Матрена перекрестилась:
– Мой грех, ваше превосходительство! Вижу, наших бьют. Тогда я подскочила к городовому Матвееву да как звездану в глаз. Так он и рухнул без всякого движения. Очень боялась, две ночи слабо спала: а ну как за повреждение власти арестуют? Да вроде ничего, обошлось.
Василий решил пожаловаться Соколову:
– Одно название – баба, а дерется что квартальный надзиратель. Когда утром стало известно об мильоне, что эти двое у Шапиры уволокли, так Мотя меня по морде мочалила, мочалила: чаво, говорит, дурак, в свисток не свистел? А в полицию уже боялись идти, ведь чего нам припишут! Так и помалкивали, пока их благородие сами нас не отыскали.
Матрена вздохнула:
– Эх, ваше превосходительство, я себя казню. Никогда не надо русской бабе на мужиков надеяться – от них одна лихоманка да пьянство, самой следовало хватать воров. Глядишь, скрутила бы и премию от Шапиры заслужила. Я бы развернулась, портерную лавку открыла.
Василий малость приободрился:
– Коли опять случай выйдет, непременно свистеть буду…
Матрена с материнской нежностью погладила русую голову мужа:
– Ваше превосходительство, вы на Ваську внимания не обращайте. Он простой у меня, незамысловатый. Дурак, прости господи.
Педагогика
Уже через час, стараясь сдерживать дыхание, что не мешало распространять вокруг себя запах тяжкого перегара, выпячивая обильное чрево, перед Соколовым стыл в смертельном страхе городовой Матвеев. Под левым глазом красовался фингал, успевший приобрести зеленоватый оттенок.
До полного пенсиона Матвееву оставалось всего полгода. Теперь же, размышляя о трагедии собственной жизни, Матвеев твердо решил: «Коли со службы попрут, напишу записку: „Никого не винить!“, а сам под паровоз брошусь». Себя, любимого, было так жалко, что на очи накатывались слезы.

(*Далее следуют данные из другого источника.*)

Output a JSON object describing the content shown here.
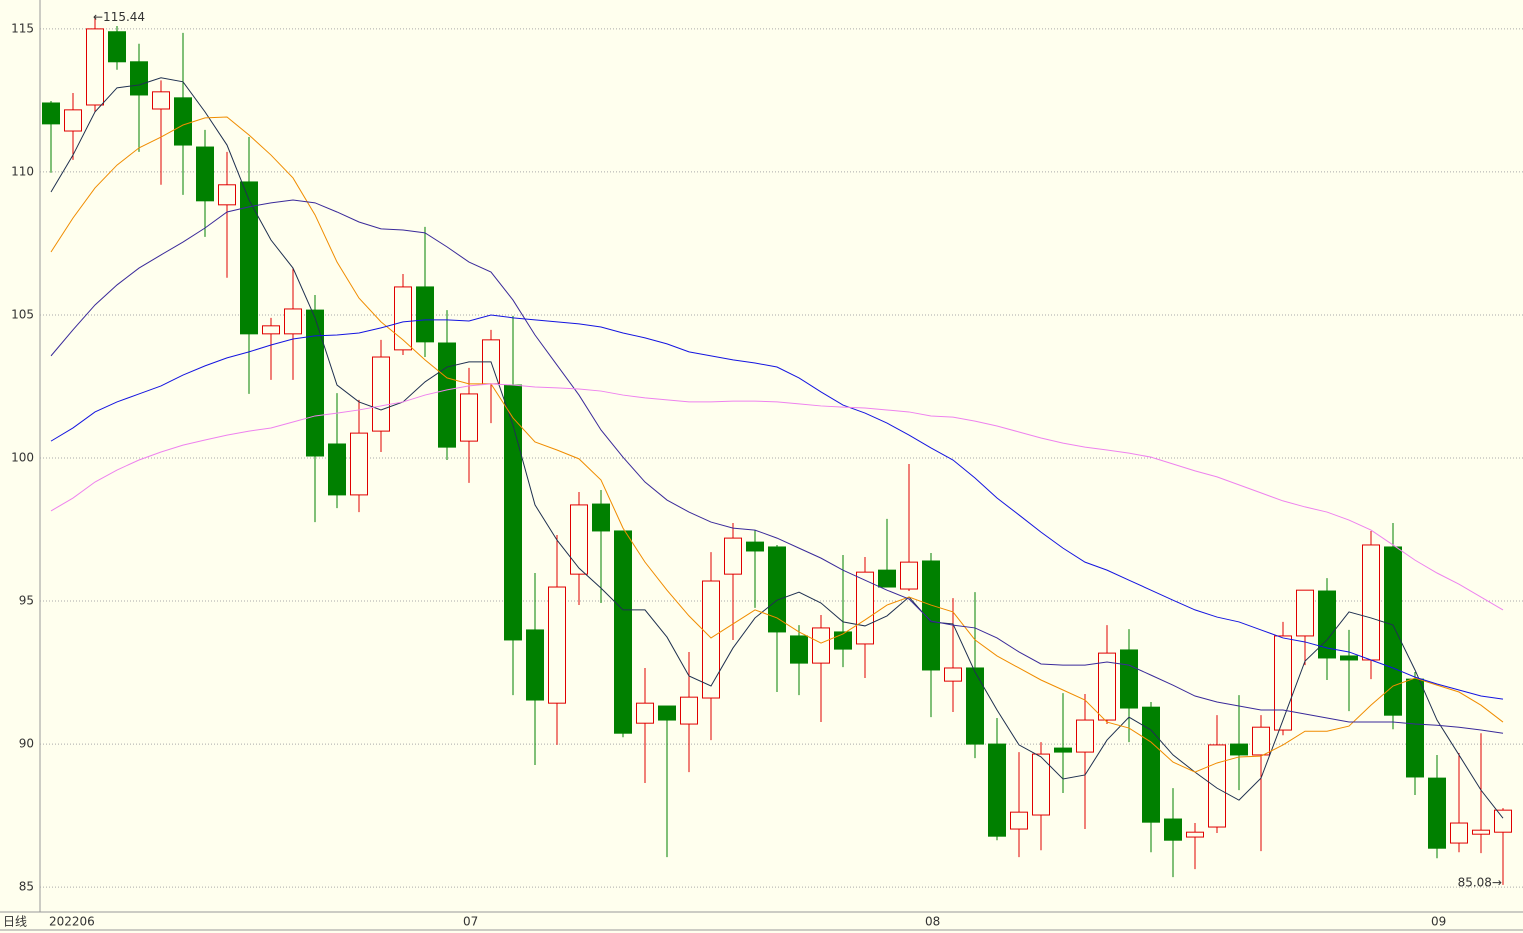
{
  "chart_data": {
    "type": "candlestick",
    "period_label": "日线",
    "categories": [
      "202206",
      null,
      null,
      null,
      null,
      null,
      null,
      null,
      null,
      null,
      null,
      null,
      null,
      null,
      null,
      null,
      null,
      null,
      null,
      "07",
      null,
      null,
      null,
      null,
      null,
      null,
      null,
      null,
      null,
      null,
      null,
      null,
      null,
      null,
      null,
      null,
      null,
      null,
      null,
      null,
      "08",
      null,
      null,
      null,
      null,
      null,
      null,
      null,
      null,
      null,
      null,
      null,
      null,
      null,
      null,
      null,
      null,
      null,
      null,
      null,
      null,
      null,
      null,
      "09",
      null,
      null,
      null
    ],
    "open": [
      112.41,
      111.43,
      112.34,
      114.9,
      113.85,
      112.2,
      112.59,
      110.87,
      108.85,
      109.65,
      104.34,
      104.34,
      105.17,
      100.49,
      98.71,
      100.94,
      103.78,
      105.98,
      104.02,
      100.59,
      102.59,
      102.55,
      93.99,
      91.43,
      95.94,
      98.39,
      97.45,
      90.73,
      91.33,
      90.7,
      91.61,
      95.94,
      97.06,
      96.89,
      93.78,
      92.83,
      93.92,
      93.5,
      96.08,
      95.42,
      96.4,
      92.2,
      92.66,
      90.0,
      87.03,
      87.52,
      89.86,
      89.72,
      90.84,
      93.29,
      91.29,
      87.38,
      86.75,
      87.1,
      90.0,
      89.62,
      90.49,
      93.78,
      95.35,
      93.08,
      92.94,
      96.89,
      92.27,
      88.81,
      86.54,
      86.85,
      86.92
    ],
    "high": [
      112.48,
      112.76,
      115.44,
      115.1,
      114.48,
      113.2,
      114.86,
      111.47,
      110.7,
      111.22,
      104.9,
      106.64,
      105.7,
      102.27,
      102.03,
      104.13,
      106.43,
      108.08,
      105.17,
      103.15,
      104.48,
      104.97,
      95.98,
      97.31,
      98.81,
      98.88,
      97.45,
      92.66,
      91.33,
      93.22,
      96.71,
      97.73,
      97.48,
      96.96,
      94.16,
      94.51,
      96.61,
      96.54,
      97.87,
      99.79,
      96.68,
      95.1,
      95.31,
      90.91,
      89.72,
      90.07,
      91.78,
      91.75,
      94.16,
      94.02,
      91.47,
      88.46,
      87.24,
      91.01,
      91.71,
      91.01,
      94.27,
      95.38,
      95.8,
      93.99,
      97.45,
      97.73,
      92.52,
      89.62,
      89.69,
      90.38,
      87.76
    ],
    "low": [
      109.97,
      110.42,
      112.1,
      113.57,
      110.7,
      109.55,
      109.2,
      107.73,
      106.3,
      102.24,
      102.73,
      102.73,
      97.76,
      98.25,
      98.11,
      100.21,
      103.6,
      103.53,
      99.93,
      99.13,
      101.22,
      91.71,
      89.27,
      89.97,
      94.86,
      94.93,
      90.24,
      88.64,
      86.05,
      89.02,
      90.14,
      93.64,
      94.76,
      91.82,
      91.71,
      90.77,
      92.69,
      92.31,
      95.49,
      95.35,
      90.94,
      91.12,
      89.51,
      86.64,
      86.05,
      86.29,
      88.29,
      87.03,
      90.7,
      90.07,
      86.22,
      85.35,
      85.63,
      86.89,
      88.39,
      86.26,
      90.31,
      92.76,
      92.24,
      91.15,
      92.27,
      90.52,
      88.22,
      86.01,
      86.22,
      86.19,
      85.08
    ],
    "close": [
      111.68,
      112.17,
      115.0,
      113.85,
      112.69,
      112.8,
      110.94,
      108.99,
      109.55,
      104.34,
      104.62,
      105.21,
      100.07,
      98.71,
      100.87,
      103.53,
      105.98,
      104.06,
      100.38,
      102.24,
      104.13,
      93.64,
      91.54,
      95.49,
      98.36,
      97.45,
      90.38,
      91.43,
      90.84,
      91.64,
      95.7,
      97.2,
      96.75,
      93.92,
      92.83,
      94.06,
      93.32,
      96.01,
      95.49,
      96.36,
      92.59,
      92.66,
      90.0,
      86.78,
      87.62,
      89.65,
      89.72,
      90.84,
      93.18,
      91.26,
      87.27,
      86.64,
      86.92,
      89.97,
      89.62,
      90.59,
      93.78,
      95.38,
      93.01,
      92.94,
      96.96,
      91.01,
      88.85,
      86.36,
      87.24,
      86.99,
      87.69
    ],
    "up_color": "#e00000",
    "down_color": "#008000",
    "lines": [
      {
        "color": "#1f3050",
        "values": [
          109.3,
          110.59,
          112.1,
          112.94,
          113.04,
          113.29,
          113.15,
          112.1,
          110.94,
          109.02,
          107.62,
          106.64,
          104.9,
          102.55,
          101.96,
          101.68,
          101.96,
          102.66,
          103.18,
          103.36,
          103.36,
          101.15,
          98.36,
          97.13,
          96.15,
          95.45,
          94.69,
          94.69,
          93.74,
          92.38,
          92.03,
          93.36,
          94.41,
          95.03,
          95.31,
          94.93,
          94.27,
          94.13,
          94.48,
          95.14,
          94.27,
          94.2,
          92.52,
          91.19,
          89.97,
          89.55,
          88.78,
          88.92,
          90.14,
          90.94,
          90.49,
          89.62,
          89.02,
          88.46,
          88.04,
          88.81,
          90.84,
          92.9,
          93.64,
          94.62,
          94.41,
          94.16,
          92.59,
          90.84,
          89.62,
          88.39,
          87.41
        ]
      },
      {
        "color": "#f08c00",
        "values": [
          107.2,
          108.39,
          109.44,
          110.24,
          110.84,
          111.22,
          111.64,
          111.89,
          111.92,
          111.29,
          110.59,
          109.79,
          108.5,
          106.85,
          105.59,
          104.76,
          104.13,
          103.43,
          102.8,
          102.59,
          102.59,
          101.4,
          100.56,
          100.28,
          99.97,
          99.23,
          97.55,
          96.36,
          95.38,
          94.48,
          93.71,
          94.2,
          94.69,
          94.41,
          93.92,
          93.53,
          93.85,
          94.34,
          94.86,
          95.14,
          94.86,
          94.62,
          93.64,
          93.08,
          92.66,
          92.24,
          91.89,
          91.54,
          90.77,
          90.56,
          90.07,
          89.37,
          89.02,
          89.34,
          89.55,
          89.58,
          89.97,
          90.45,
          90.45,
          90.63,
          91.36,
          92.03,
          92.31,
          92.06,
          91.82,
          91.36,
          90.77
        ]
      },
      {
        "color": "#3a2a9a",
        "values": [
          103.57,
          104.48,
          105.35,
          106.05,
          106.64,
          107.1,
          107.55,
          108.04,
          108.6,
          108.78,
          108.92,
          109.02,
          108.92,
          108.6,
          108.25,
          108.01,
          107.97,
          107.87,
          107.38,
          106.85,
          106.5,
          105.52,
          104.3,
          103.25,
          102.2,
          100.98,
          100.03,
          99.16,
          98.53,
          98.11,
          97.76,
          97.55,
          97.48,
          97.2,
          96.85,
          96.5,
          96.08,
          95.73,
          95.38,
          95.07,
          94.3,
          94.16,
          94.06,
          93.71,
          93.22,
          92.8,
          92.76,
          92.76,
          92.87,
          92.76,
          92.41,
          92.06,
          91.68,
          91.47,
          91.33,
          91.19,
          91.19,
          91.05,
          90.91,
          90.77,
          90.77,
          90.77,
          90.7,
          90.66,
          90.59,
          90.49,
          90.38
        ]
      },
      {
        "color": "#1414e0",
        "values": [
          100.59,
          101.05,
          101.61,
          101.96,
          102.24,
          102.52,
          102.9,
          103.22,
          103.5,
          103.71,
          103.95,
          104.16,
          104.27,
          104.3,
          104.37,
          104.55,
          104.76,
          104.83,
          104.83,
          104.79,
          105.0,
          104.9,
          104.83,
          104.76,
          104.69,
          104.58,
          104.37,
          104.2,
          103.99,
          103.71,
          103.57,
          103.43,
          103.32,
          103.18,
          102.8,
          102.31,
          101.85,
          101.57,
          101.22,
          100.8,
          100.35,
          99.93,
          99.3,
          98.6,
          98.01,
          97.41,
          96.85,
          96.36,
          96.08,
          95.73,
          95.38,
          95.03,
          94.69,
          94.44,
          94.27,
          93.99,
          93.71,
          93.57,
          93.36,
          93.22,
          92.94,
          92.66,
          92.34,
          92.1,
          91.89,
          91.68,
          91.57
        ]
      },
      {
        "color": "#ee82ee",
        "values": [
          98.15,
          98.6,
          99.16,
          99.58,
          99.93,
          100.21,
          100.45,
          100.63,
          100.8,
          100.94,
          101.05,
          101.26,
          101.47,
          101.57,
          101.68,
          101.82,
          101.96,
          102.2,
          102.38,
          102.52,
          102.59,
          102.55,
          102.48,
          102.45,
          102.41,
          102.34,
          102.2,
          102.1,
          102.03,
          101.96,
          101.96,
          101.99,
          101.99,
          101.96,
          101.89,
          101.82,
          101.78,
          101.75,
          101.68,
          101.61,
          101.47,
          101.43,
          101.29,
          101.12,
          100.91,
          100.7,
          100.52,
          100.38,
          100.28,
          100.17,
          100.03,
          99.79,
          99.55,
          99.34,
          99.06,
          98.78,
          98.5,
          98.29,
          98.11,
          97.83,
          97.48,
          96.96,
          96.43,
          95.98,
          95.59,
          95.14,
          94.69
        ]
      }
    ],
    "annotations": [
      {
        "text": "←115.44",
        "value": 115.44
      },
      {
        "text": "85.08→",
        "value": 85.08
      }
    ],
    "ylim": [
      84.13,
      116.01
    ],
    "yticks": [
      85,
      90,
      95,
      100,
      105,
      110,
      115
    ],
    "grid": true
  }
}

– Матвеев, к тебе дворник Пузанов на прошлой неделе обращался в ночное время?
Городовой обвел дворника налитыми кровью глазами, издал звук, похожий на тот, что бывает у кипящего чайника, и выдавил:
– Так точно, может, и обращался, ваше превосходительство…
Соколов посмотрел на сидевшего в углу Пузанова:
– Ты, Василий Данилыч, что сказал в тот раз городовому?
– Я доложил… Матвееву, что, дескать, две воровские фигуры… того… потащились… через железку, а баул с ними.
– А городовой что?
– Да ничего… Сапогом вмазал… того… по усесту, то бишь по сахарнице… а более ничего.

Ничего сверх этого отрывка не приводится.